Exposição ‘Caminho da Estrela’ em Juiz de Fora
A mostra ‘Caminho da Estrela’, que acontece no Fórum da Cultura de Juiz de Fora, tem encantado o público desde 1988. Com obras que vão além da simples decoração, os presépios apresentados revelam narrativas, modos de vida e expressões artísticas que atravessam gerações e culturas. Cada peça traz uma interpretação singular do nascimento de Jesus, utilizando os materiais disponíveis em cada localidade e a sensibilidade dos artistas envolvidos.
A 37ª edição da exposição se destaca pela variedade: são mais de 60 presépios elaborados com uma gama de materiais, como bolinhas de gude, massa de pão, conchas, palha de milho e até caixas de fósforos. Artistas de diversas cidades brasileiras, como Divinópolis e Piúma, além de representantes de países como Bolívia, Equador, Itália, Peru e Polônia, contribuem para essa rica coletânea.
Um Olhar Sobre as Obras
A mostra ‘Caminho da Estrela’ estará em cartaz até 9 de janeiro de 2026, e as visitações são gratuitas de segunda a sexta-feira, das 10h às 19h. O endereço é Rua Santo Antônio, 1112, no Centro da cidade.

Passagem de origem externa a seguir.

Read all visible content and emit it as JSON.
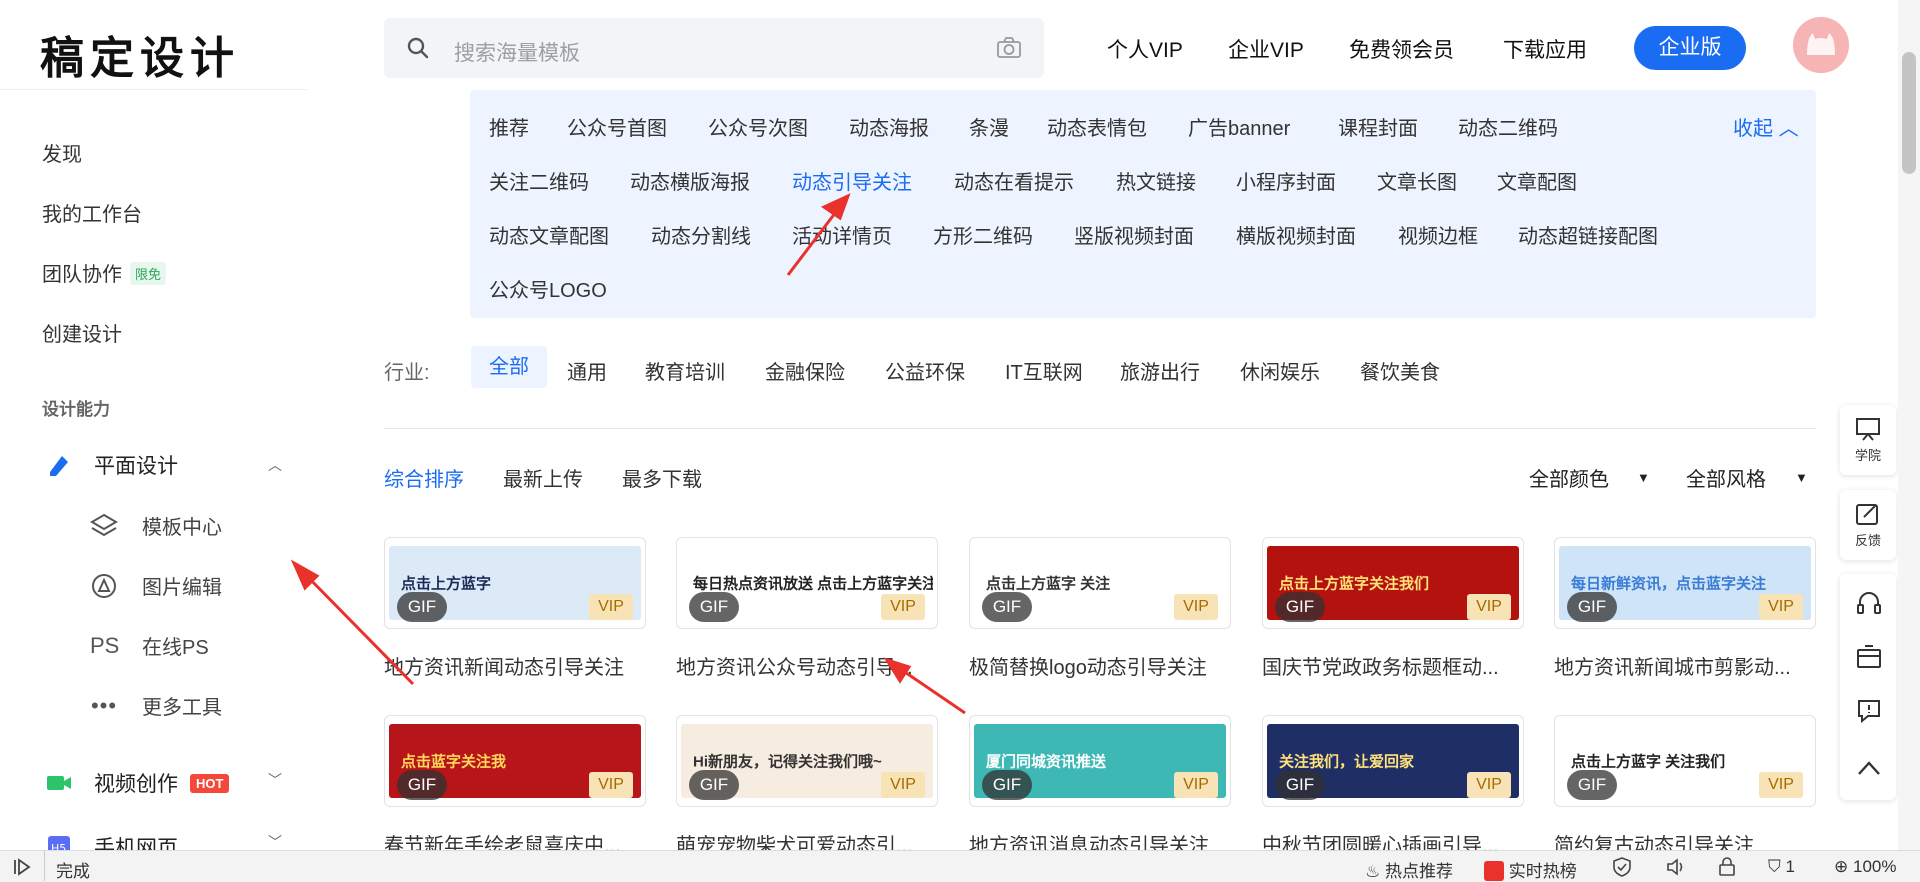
{
  "header": {
    "logo": "稿定设计",
    "search_placeholder": "搜索海量模板",
    "nav": [
      "个人VIP",
      "企业VIP",
      "免费领会员",
      "下载应用"
    ],
    "enterprise_button": "企业版"
  },
  "sidebar": {
    "discover": "发现",
    "workspace": "我的工作台",
    "team": "团队协作",
    "team_badge": "限免",
    "create": "创建设计",
    "section_title": "设计能力",
    "graphic_design": "平面设计",
    "template_center": "模板中心",
    "image_edit": "图片编辑",
    "ps_icon": "PS",
    "online_ps": "在线PS",
    "more_tools": "更多工具",
    "video": "视频创作",
    "video_badge": "HOT",
    "mobile_web": "手机网页"
  },
  "categories": {
    "row1": [
      "推荐",
      "公众号首图",
      "公众号次图",
      "动态海报",
      "条漫",
      "动态表情包",
      "广告banner",
      "课程封面",
      "动态二维码"
    ],
    "row2": [
      "关注二维码",
      "动态横版海报",
      "动态引导关注",
      "动态在看提示",
      "热文链接",
      "小程序封面",
      "文章长图",
      "文章配图"
    ],
    "row3": [
      "动态文章配图",
      "动态分割线",
      "活动详情页",
      "方形二维码",
      "竖版视频封面",
      "横版视频封面",
      "视频边框",
      "动态超链接配图"
    ],
    "row4": [
      "公众号LOGO"
    ],
    "active": "动态引导关注",
    "collapse": "收起"
  },
  "industry": {
    "label": "行业:",
    "active": "全部",
    "items": [
      "通用",
      "教育培训",
      "金融保险",
      "公益环保",
      "IT互联网",
      "旅游出行",
      "休闲娱乐",
      "餐饮美食"
    ]
  },
  "sort": {
    "items": [
      "综合排序",
      "最新上传",
      "最多下载"
    ],
    "active": "综合排序",
    "color_filter": "全部颜色",
    "style_filter": "全部风格"
  },
  "cards": [
    {
      "title": "地方资讯新闻动态引导关注",
      "banner": "点击上方蓝字",
      "bg": "#dceaf8",
      "fg": "#1b2a55"
    },
    {
      "title": "地方资讯公众号动态引导...",
      "banner": "每日热点资讯放送 点击上方蓝字关注",
      "bg": "#ffffff",
      "fg": "#222222"
    },
    {
      "title": "极简替换logo动态引导关注",
      "banner": "点击上方蓝字 关注",
      "bg": "#ffffff",
      "fg": "#333333"
    },
    {
      "title": "国庆节党政政务标题框动...",
      "banner": "点击上方蓝字关注我们",
      "bg": "#b3120f",
      "fg": "#ffe27a"
    },
    {
      "title": "地方资讯新闻城市剪影动...",
      "banner": "每日新鲜资讯，点击蓝字关注",
      "bg": "#cfe4f7",
      "fg": "#3a7bd5"
    },
    {
      "title": "春节新年手绘老鼠喜庆中...",
      "banner": "点击蓝字关注我",
      "bg": "#b8151b",
      "fg": "#ffd95a"
    },
    {
      "title": "萌宠宠物柴犬可爱动态引...",
      "banner": "Hi新朋友，记得关注我们哦~",
      "bg": "#f7ece0",
      "fg": "#333333"
    },
    {
      "title": "地方资讯消息动态引导关注",
      "banner": "厦门同城资讯推送",
      "bg": "#3db8b5",
      "fg": "#ffffff"
    },
    {
      "title": "中秋节团圆暖心插画引导...",
      "banner": "关注我们，让爱回家",
      "bg": "#1f2f66",
      "fg": "#ffe27a"
    },
    {
      "title": "简约复古动态引导关注",
      "banner": "点击上方蓝字 关注我们",
      "bg": "#ffffff",
      "fg": "#222222"
    }
  ],
  "card_labels": {
    "gif": "GIF",
    "vip": "VIP"
  },
  "float_tools": {
    "academy": "学院",
    "feedback": "反馈"
  },
  "statusbar": {
    "done": "完成",
    "hot_recommend": "热点推荐",
    "realtime_hot": "实时热榜",
    "count": "1",
    "zoom": "100%"
  },
  "colors": {
    "accent": "#1a6cf2",
    "hot": "#f5483b",
    "annotation": "#e8322b"
  }
}
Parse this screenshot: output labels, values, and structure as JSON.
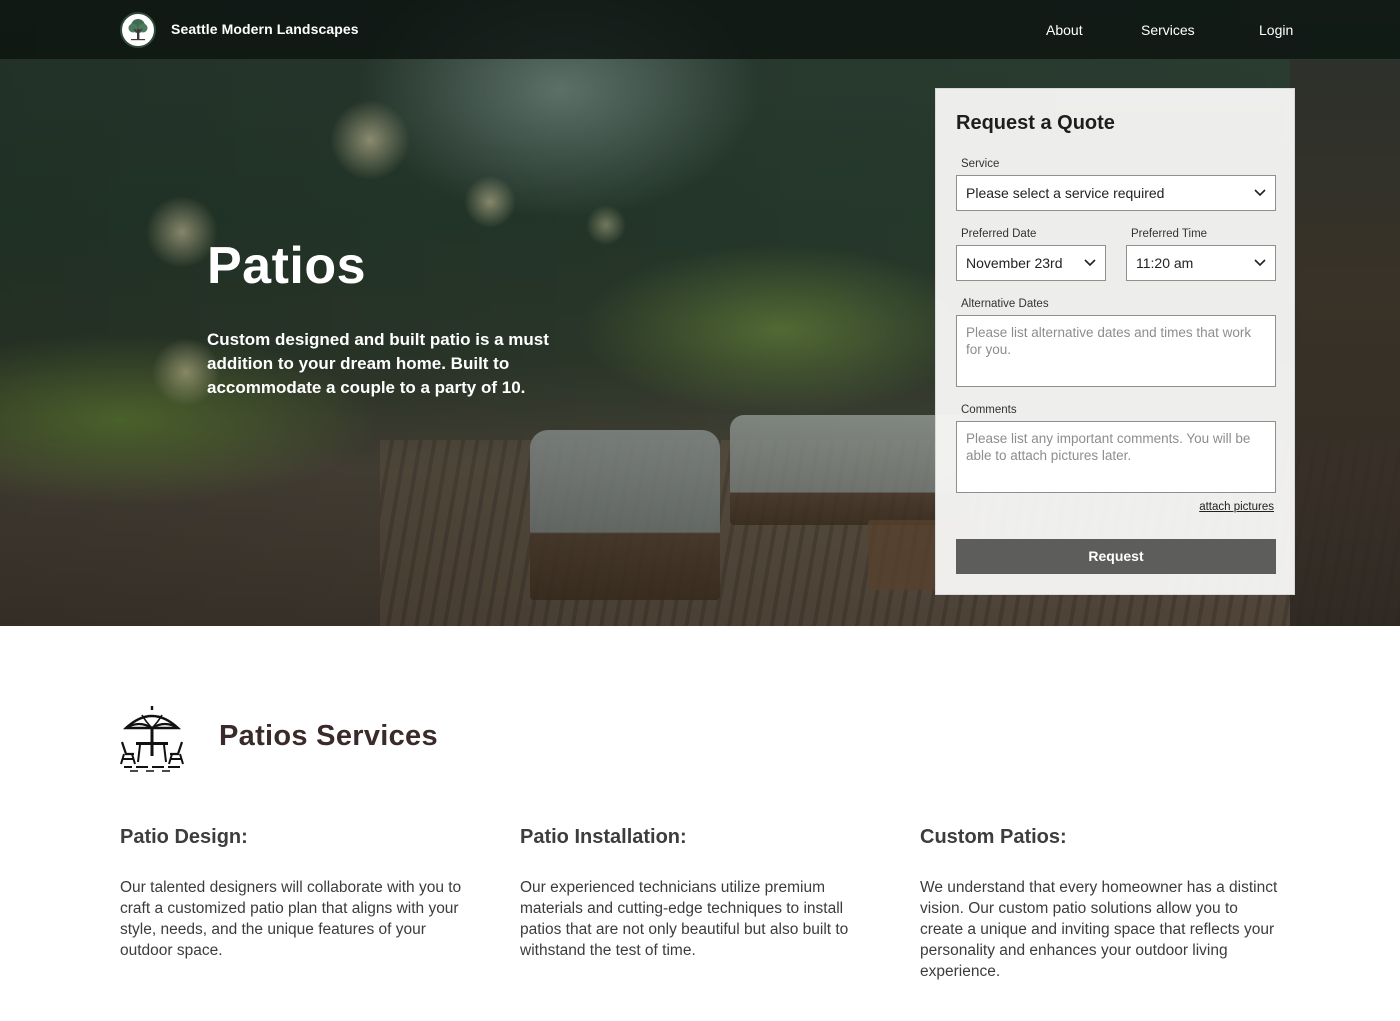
{
  "nav": {
    "brand": "Seattle Modern Landscapes",
    "logo_icon": "tree-icon",
    "links": [
      "About",
      "Services",
      "Login"
    ]
  },
  "hero": {
    "title": "Patios",
    "description": "Custom designed and built patio is a must addition to your dream home. Built to accommodate a couple to a party of 10."
  },
  "quote_form": {
    "title": "Request a Quote",
    "service_label": "Service",
    "service_value": "Please select a service required",
    "date_label": "Preferred Date",
    "date_value": "November 23rd",
    "time_label": "Preferred Time",
    "time_value": "11:20 am",
    "alt_dates_label": "Alternative Dates",
    "alt_dates_placeholder": "Please list alternative dates and times that work for you.",
    "comments_label": "Comments",
    "comments_placeholder": "Please list any important comments. You will be able to attach pictures later.",
    "attach_link": "attach pictures",
    "submit": "Request"
  },
  "services": {
    "icon": "patio-umbrella-table-icon",
    "title": "Patios Services",
    "items": [
      {
        "heading": "Patio Design:",
        "text": "Our talented designers will collaborate with you to craft a customized patio plan that aligns with your style, needs, and the unique features of your outdoor space."
      },
      {
        "heading": "Patio Installation:",
        "text": "Our experienced technicians utilize premium materials and cutting-edge techniques to install patios that are not only beautiful but also built to withstand the test of time."
      },
      {
        "heading": "Custom Patios:",
        "text": "We understand that every homeowner has a distinct vision. Our custom patio solutions allow you to create a unique and inviting space that reflects your personality and enhances your outdoor living experience."
      }
    ]
  }
}
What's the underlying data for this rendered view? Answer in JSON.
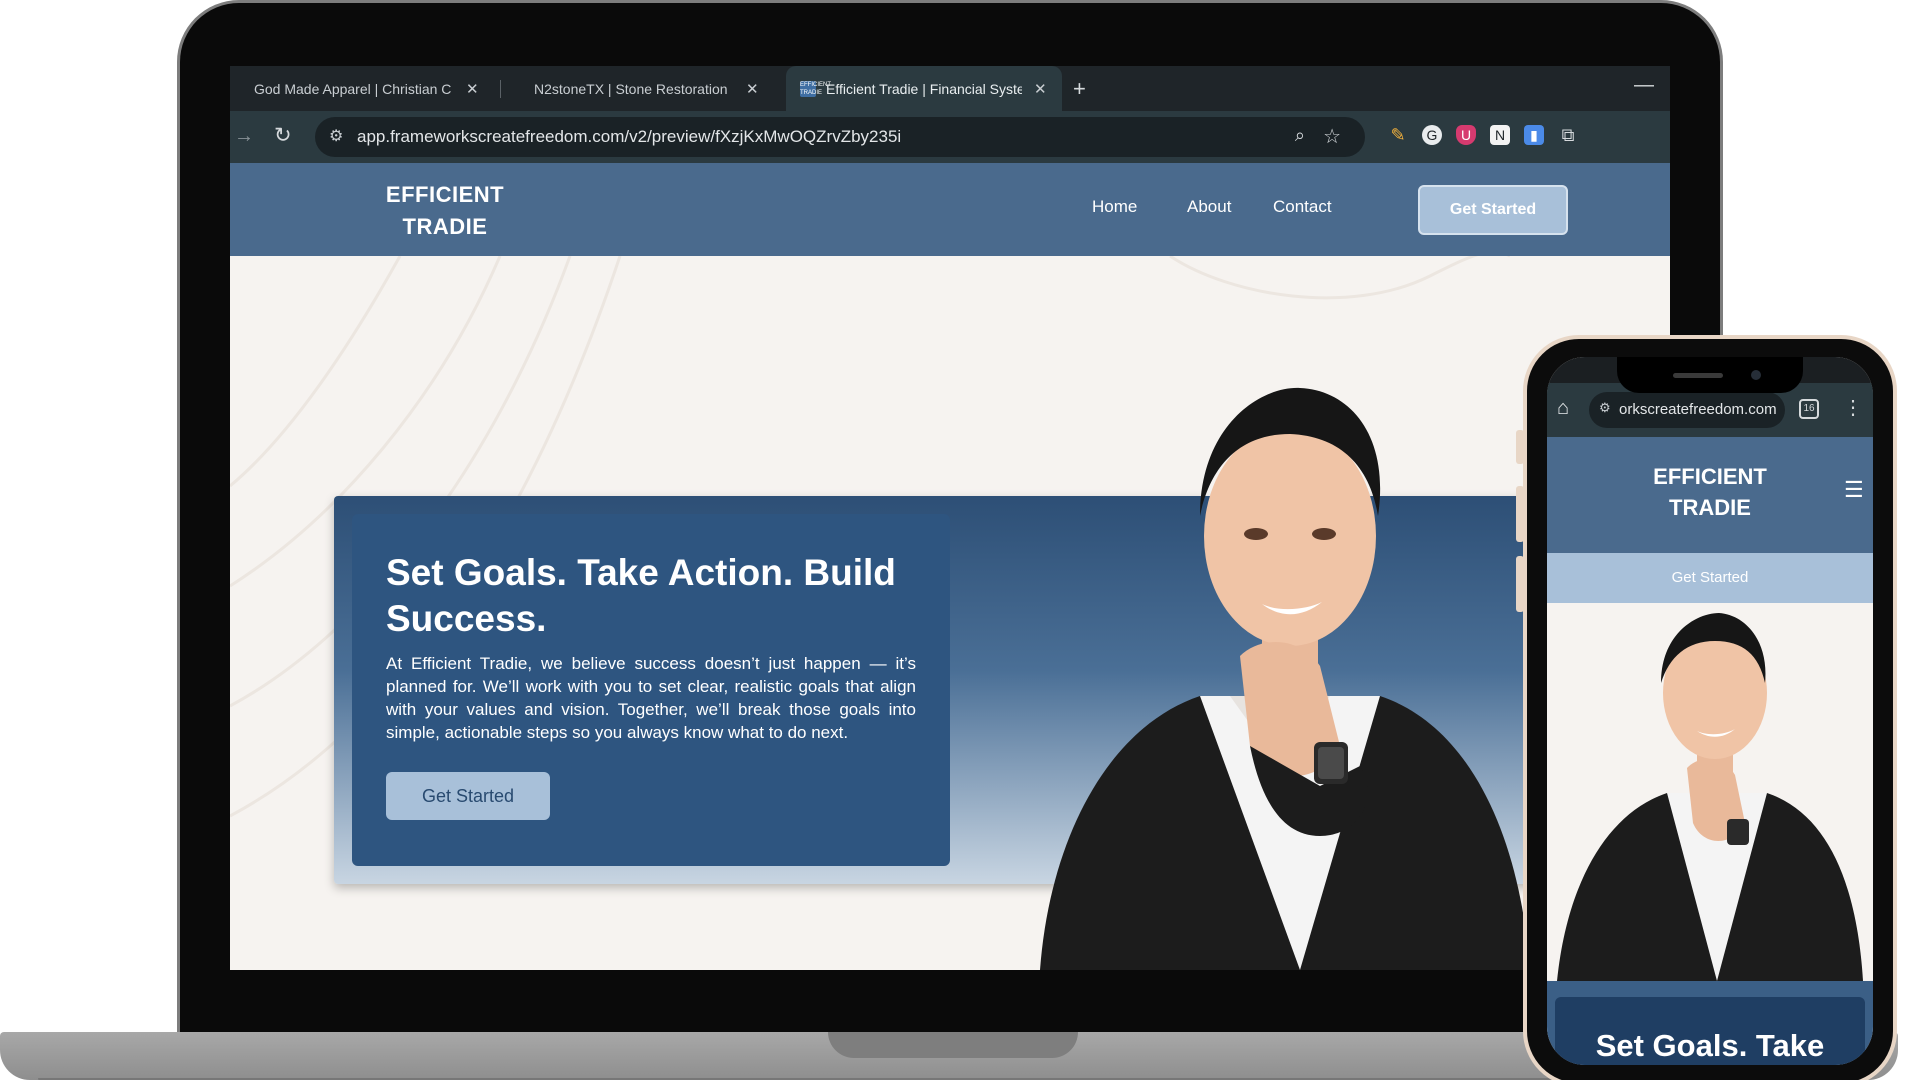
{
  "browser": {
    "tabs": [
      {
        "title": "God Made Apparel | Christian C",
        "active": false
      },
      {
        "title": "N2stoneTX | Stone Restoration",
        "active": false
      },
      {
        "title": "Efficient Tradie | Financial Syste",
        "active": true
      }
    ],
    "favicon_text": "EFFICIENT TRADIE",
    "new_tab": "+",
    "close_glyph": "✕",
    "url": "app.frameworkscreatefreedom.com/v2/preview/fXzjKxMwOQZrvZby235i"
  },
  "site": {
    "logo_line1": "EFFICIENT",
    "logo_line2": "TRADIE",
    "nav": [
      "Home",
      "About",
      "Contact"
    ],
    "cta": "Get Started",
    "hero": {
      "title": "Set Goals. Take Action. Build Success.",
      "body": "At Efficient Tradie, we believe success doesn’t just happen — it’s planned for. We’ll work with you to set clear, realistic goals that align with your values and vision. Together, we’ll break those goals into simple, actionable steps so you always know what to do next.",
      "button": "Get Started"
    }
  },
  "phone": {
    "url": "orkscreatefreedom.com",
    "tab_count": "16",
    "logo_line1": "EFFICIENT",
    "logo_line2": "TRADIE",
    "cta": "Get Started",
    "hero_title": "Set Goals. Take"
  },
  "colors": {
    "nav_blue": "#4a6a8d",
    "card_blue": "#2e5580",
    "button_light": "#a8c0d9",
    "page_bg": "#f6f3f0",
    "browser_dark": "#1f2529"
  }
}
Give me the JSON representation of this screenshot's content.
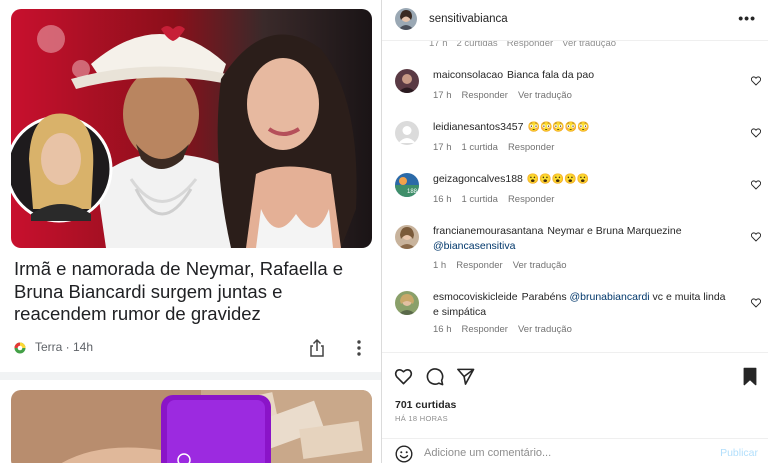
{
  "article": {
    "headline": "Irmã e namorada de Neymar, Rafaella e Bruna Biancardi surgem juntas e reacendem rumor de gravidez",
    "source": "Terra · 14h",
    "colors": {
      "source_icon": [
        "#e53935",
        "#fdd835",
        "#43a047"
      ]
    }
  },
  "post": {
    "username": "sensitivabianca",
    "more_label": "•••",
    "partial_row": [
      "17 h",
      "2 curtidas",
      "Responder",
      "Ver tradução"
    ],
    "comments": [
      {
        "user": "maiconsolacao",
        "text": "Bianca fala da pao",
        "mention": "",
        "text_after": "",
        "time": "17 h",
        "likes": "",
        "reply": "Responder",
        "translate": "Ver tradução"
      },
      {
        "user": "leidianesantos3457",
        "text": "😳😳😳😳😳",
        "mention": "",
        "text_after": "",
        "time": "17 h",
        "likes": "1 curtida",
        "reply": "Responder",
        "translate": ""
      },
      {
        "user": "geizagoncalves188",
        "text": "😮😮😮😮😮",
        "mention": "",
        "text_after": "",
        "time": "16 h",
        "likes": "1 curtida",
        "reply": "Responder",
        "translate": ""
      },
      {
        "user": "francianemourasantana",
        "text": "Neymar e Bruna Marquezine",
        "mention": "@biancasensitiva",
        "text_after": "",
        "time": "1 h",
        "likes": "",
        "reply": "Responder",
        "translate": "Ver tradução"
      },
      {
        "user": "esmocoviskicleide",
        "text": "Parabéns",
        "mention": "@brunabiancardi",
        "text_after": "vc e muita linda e simpática",
        "time": "16 h",
        "likes": "",
        "reply": "Responder",
        "translate": "Ver tradução"
      }
    ],
    "likes_count": "701 curtidas",
    "time_ago": "HÁ 18 HORAS",
    "add_comment_placeholder": "Adicione um comentário...",
    "publish_label": "Publicar"
  }
}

Entre as peças, destaca-se o presépio feito de bolinhas de gude, que carrega uma história repleta de emoções e criatividade. Criado por Cícero Campos, artista de Divinópolis, essa obra simboliza um momento especial na vida do artista e de sua família, sendo o primeiro presépio que ele criou. Sua esposa ficou tão encantada com a peça que Cícero decidiu produzir um segundo presépio para a família. Atualmente, apenas duas obras desse tipo existem, uma das quais faz parte do acervo do Museu de Cultura Popular da UFJF.
Presépios que Encantam
Outro destaque é o presépio de massa de pão, que transforma um alimento em um símbolo religioso, ligando o nascimento de Jesus à significação de Belém, que em hebraico significa ‘casa do pão’. A técnica conhecida como ‘pães trabalhados’ garante a durabilidade da peça, que é um verdadeiro exemplo do talento dos artesãos equatorianos.
As conchas também têm seu espaço na exposição. Este presépio é uma criação de Nelcineia Bayerl Taylor, conhecida como Dona Nilce, que já ocupou a presidência da Associação dos Artesãos de Piúma (ASAPI). As conchas, que representam a ligação entre fé e mar, são típicas da cultura local, onde cerca de 200 famílias dependem do artesanato feito com esses materiais. As criações de Dona Nilce já ultrapassaram fronteiras, chegando a outros estados e até a países da América Latina, EUA e Europa.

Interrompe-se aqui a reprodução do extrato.